The stronger standards for navigators and other consumer-assistance entities were outlined in a nearly 300-page proposed rule released by the CMS (PDF) on March 14. The rule also included suggested policy updates for: health insurance discontinuation and renewal; quality reporting and enrollee-satisfaction surveys; the Small Business Health Options Program; and adjustments to risk corridors and medical-loss ratios in light of transitional policies.

Under CMS' proposed rule, state laws, or portions of them, would be pre-empted because they “prevent the application of the provisions of Title I of the Affordable Care Act,” the CMS said.

The agency should have taken this step much sooner, Tim Jost, a Washington & Lee University School of Law professor said in an analysis of the rule.

“It is very unfortunate that CMS has waited until now to move on this issue,” Jost said. “Had CMS laid out the rules on this issue clearly when it promulgated the original navigator, assister, and CAC (certified application counselors) regulations, it is possible that far more Americans could have been signed up for coverage during the 2014 open-enrollment period.”

But some stakeholders believe that the CMS may be going too far in stepping up their oversight of navigator activities.

“The problem with several of the proposals, and the accompanying discussion of these items in the notice, is that they ignore the limitations on federal power contained in the Act and improperly restrict the ability of state officials to oversee and regulate the insurance marketplace,” according to the Independent Insurance Agents and Brokers of America, a national trade group.

The group was most concerned about HHS' attempt to pre-empt state laws that require navigators to refer consumers to agents or brokers when they request help in choosing an exchange plan. The CMS wants to make the change because navigators are required by law to provide consumers with impartial advice, while other entities like brokers are not bound by the same requirement, the group noted.

Florida's insurance commissioner Kevin McCarty stood by his state's requirement that requires navigators to send consumers to brokers and insurance agents, because he said “navigators are not sufficiently prepared with the knowledge necessary to provide the requisite accurate advice.”
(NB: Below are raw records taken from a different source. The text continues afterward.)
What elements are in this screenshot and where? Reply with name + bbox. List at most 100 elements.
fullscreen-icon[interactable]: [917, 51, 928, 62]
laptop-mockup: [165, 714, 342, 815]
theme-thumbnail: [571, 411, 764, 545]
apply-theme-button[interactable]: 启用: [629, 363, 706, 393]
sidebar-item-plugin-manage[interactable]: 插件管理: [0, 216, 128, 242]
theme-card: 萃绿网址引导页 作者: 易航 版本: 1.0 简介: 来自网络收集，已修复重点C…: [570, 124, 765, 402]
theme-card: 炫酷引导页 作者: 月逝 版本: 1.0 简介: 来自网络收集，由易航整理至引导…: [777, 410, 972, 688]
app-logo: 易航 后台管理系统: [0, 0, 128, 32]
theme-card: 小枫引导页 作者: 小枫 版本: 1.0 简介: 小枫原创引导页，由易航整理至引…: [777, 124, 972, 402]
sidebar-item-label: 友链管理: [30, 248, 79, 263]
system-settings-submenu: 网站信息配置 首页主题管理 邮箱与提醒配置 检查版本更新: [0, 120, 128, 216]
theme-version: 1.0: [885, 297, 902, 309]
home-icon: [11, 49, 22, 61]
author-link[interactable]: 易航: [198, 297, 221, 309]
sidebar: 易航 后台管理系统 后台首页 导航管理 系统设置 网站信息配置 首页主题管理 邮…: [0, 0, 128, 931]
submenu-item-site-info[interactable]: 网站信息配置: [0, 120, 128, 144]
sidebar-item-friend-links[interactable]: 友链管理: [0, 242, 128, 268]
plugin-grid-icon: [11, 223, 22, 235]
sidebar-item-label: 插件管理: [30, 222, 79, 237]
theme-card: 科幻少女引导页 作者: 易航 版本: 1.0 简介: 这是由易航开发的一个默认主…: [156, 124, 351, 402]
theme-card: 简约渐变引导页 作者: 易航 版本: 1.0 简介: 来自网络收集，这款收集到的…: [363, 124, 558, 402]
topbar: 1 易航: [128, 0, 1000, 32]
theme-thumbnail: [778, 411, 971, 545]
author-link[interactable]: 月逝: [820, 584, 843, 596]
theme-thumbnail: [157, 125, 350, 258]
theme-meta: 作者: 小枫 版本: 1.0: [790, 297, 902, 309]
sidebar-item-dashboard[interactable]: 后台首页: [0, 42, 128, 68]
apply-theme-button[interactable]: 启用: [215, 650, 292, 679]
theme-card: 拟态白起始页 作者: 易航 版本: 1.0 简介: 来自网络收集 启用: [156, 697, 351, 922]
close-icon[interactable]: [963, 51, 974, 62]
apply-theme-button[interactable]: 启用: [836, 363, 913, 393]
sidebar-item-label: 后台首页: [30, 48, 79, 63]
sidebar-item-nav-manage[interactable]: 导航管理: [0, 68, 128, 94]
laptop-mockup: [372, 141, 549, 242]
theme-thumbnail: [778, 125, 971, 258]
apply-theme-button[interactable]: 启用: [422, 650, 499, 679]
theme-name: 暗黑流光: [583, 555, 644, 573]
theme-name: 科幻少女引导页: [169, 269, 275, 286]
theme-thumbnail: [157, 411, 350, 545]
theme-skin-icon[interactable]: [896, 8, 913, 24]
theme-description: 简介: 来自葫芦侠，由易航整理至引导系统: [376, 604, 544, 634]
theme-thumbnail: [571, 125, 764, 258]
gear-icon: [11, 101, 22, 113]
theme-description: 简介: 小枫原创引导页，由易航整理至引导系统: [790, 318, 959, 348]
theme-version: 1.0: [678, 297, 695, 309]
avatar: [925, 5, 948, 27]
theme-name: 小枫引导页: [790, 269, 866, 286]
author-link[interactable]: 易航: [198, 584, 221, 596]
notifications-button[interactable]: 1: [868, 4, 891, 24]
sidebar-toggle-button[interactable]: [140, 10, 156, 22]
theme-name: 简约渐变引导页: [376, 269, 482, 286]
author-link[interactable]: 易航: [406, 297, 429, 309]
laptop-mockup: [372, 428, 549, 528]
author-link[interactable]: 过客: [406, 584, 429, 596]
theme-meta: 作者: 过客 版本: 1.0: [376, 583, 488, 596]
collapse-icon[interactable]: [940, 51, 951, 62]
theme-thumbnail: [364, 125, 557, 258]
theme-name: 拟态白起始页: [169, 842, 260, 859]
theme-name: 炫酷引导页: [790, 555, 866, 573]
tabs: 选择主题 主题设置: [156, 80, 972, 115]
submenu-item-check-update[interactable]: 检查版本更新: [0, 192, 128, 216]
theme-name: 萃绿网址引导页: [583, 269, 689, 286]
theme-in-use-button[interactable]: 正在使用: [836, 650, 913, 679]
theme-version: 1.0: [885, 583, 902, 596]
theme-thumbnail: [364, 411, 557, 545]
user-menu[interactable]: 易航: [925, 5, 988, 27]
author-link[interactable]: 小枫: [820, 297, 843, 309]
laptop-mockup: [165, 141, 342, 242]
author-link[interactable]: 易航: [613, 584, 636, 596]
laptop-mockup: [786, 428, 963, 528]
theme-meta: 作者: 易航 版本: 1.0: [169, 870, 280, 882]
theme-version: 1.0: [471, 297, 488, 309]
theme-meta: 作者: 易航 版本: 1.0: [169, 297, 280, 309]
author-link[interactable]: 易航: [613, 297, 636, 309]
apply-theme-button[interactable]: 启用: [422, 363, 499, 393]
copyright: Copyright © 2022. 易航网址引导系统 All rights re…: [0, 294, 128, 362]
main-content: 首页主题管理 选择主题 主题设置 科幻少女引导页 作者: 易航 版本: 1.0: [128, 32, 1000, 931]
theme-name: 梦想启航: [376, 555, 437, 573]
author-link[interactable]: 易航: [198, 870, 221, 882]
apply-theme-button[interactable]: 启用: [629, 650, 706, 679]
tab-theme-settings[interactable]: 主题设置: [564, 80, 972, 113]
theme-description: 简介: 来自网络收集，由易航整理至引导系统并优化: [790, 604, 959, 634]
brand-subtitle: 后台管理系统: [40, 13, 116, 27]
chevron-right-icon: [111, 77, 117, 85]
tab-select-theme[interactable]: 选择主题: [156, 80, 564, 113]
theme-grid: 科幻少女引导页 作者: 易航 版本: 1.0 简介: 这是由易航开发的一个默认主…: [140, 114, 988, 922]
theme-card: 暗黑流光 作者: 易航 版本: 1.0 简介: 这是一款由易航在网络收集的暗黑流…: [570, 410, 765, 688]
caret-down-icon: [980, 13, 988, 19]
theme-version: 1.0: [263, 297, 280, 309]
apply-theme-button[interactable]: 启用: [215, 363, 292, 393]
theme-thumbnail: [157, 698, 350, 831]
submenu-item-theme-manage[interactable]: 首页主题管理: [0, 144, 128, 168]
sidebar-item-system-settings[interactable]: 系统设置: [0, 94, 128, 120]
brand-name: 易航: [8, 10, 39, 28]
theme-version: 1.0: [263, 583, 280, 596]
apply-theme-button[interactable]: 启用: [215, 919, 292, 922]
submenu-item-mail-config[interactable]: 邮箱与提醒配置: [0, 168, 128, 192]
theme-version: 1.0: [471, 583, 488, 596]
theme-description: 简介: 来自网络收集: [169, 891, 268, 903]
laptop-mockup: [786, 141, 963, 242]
Insurance heavyweights like Kaiser Permanente generally supported pre-empting many of the more restrictive state laws, but are against completely stripping state oversight. For instance, the proposed rule would block navigators and other health-coverage assisters from being compensated on a per-application, per-individual assistance, or on a per-enrollment basis. CMS made that decision because it is concerned that such compensation might encourage assisters “to rush through sessions with consumers, or not to provide them with complete information,” the agency said.

Kaiser countered that “a blanket prohibition on assister compensation will impede outreach efforts in the communities.” CMS should only consider such a move if it received meaningful complaints about abuses resulting from compensation, the insurer said.

Hospitals are concerned about the penalties proposal as outlined, since they often act as CACs and would also be subject to penalties if the rule is finalized.

“Applying CMPs to individual and institutional assisters, especially voluntary CACs, would have a chilling effect on some hospitals continuing to serve in that role,” the American Hospital Association said. The organization also noted that if hospitals were no longer supported in their CAC role, next year's enrollments could suffer since they “contributed significantly to the level of enrollment that was achieved.”

Instead, the AHA suggested that the CMS limit penalties to instances constituting egregious violations. Under the CMS proposal, assisters could be dinged for simple human errors, such as presenting a patient with an outdated list of plans with which a hospital contracts.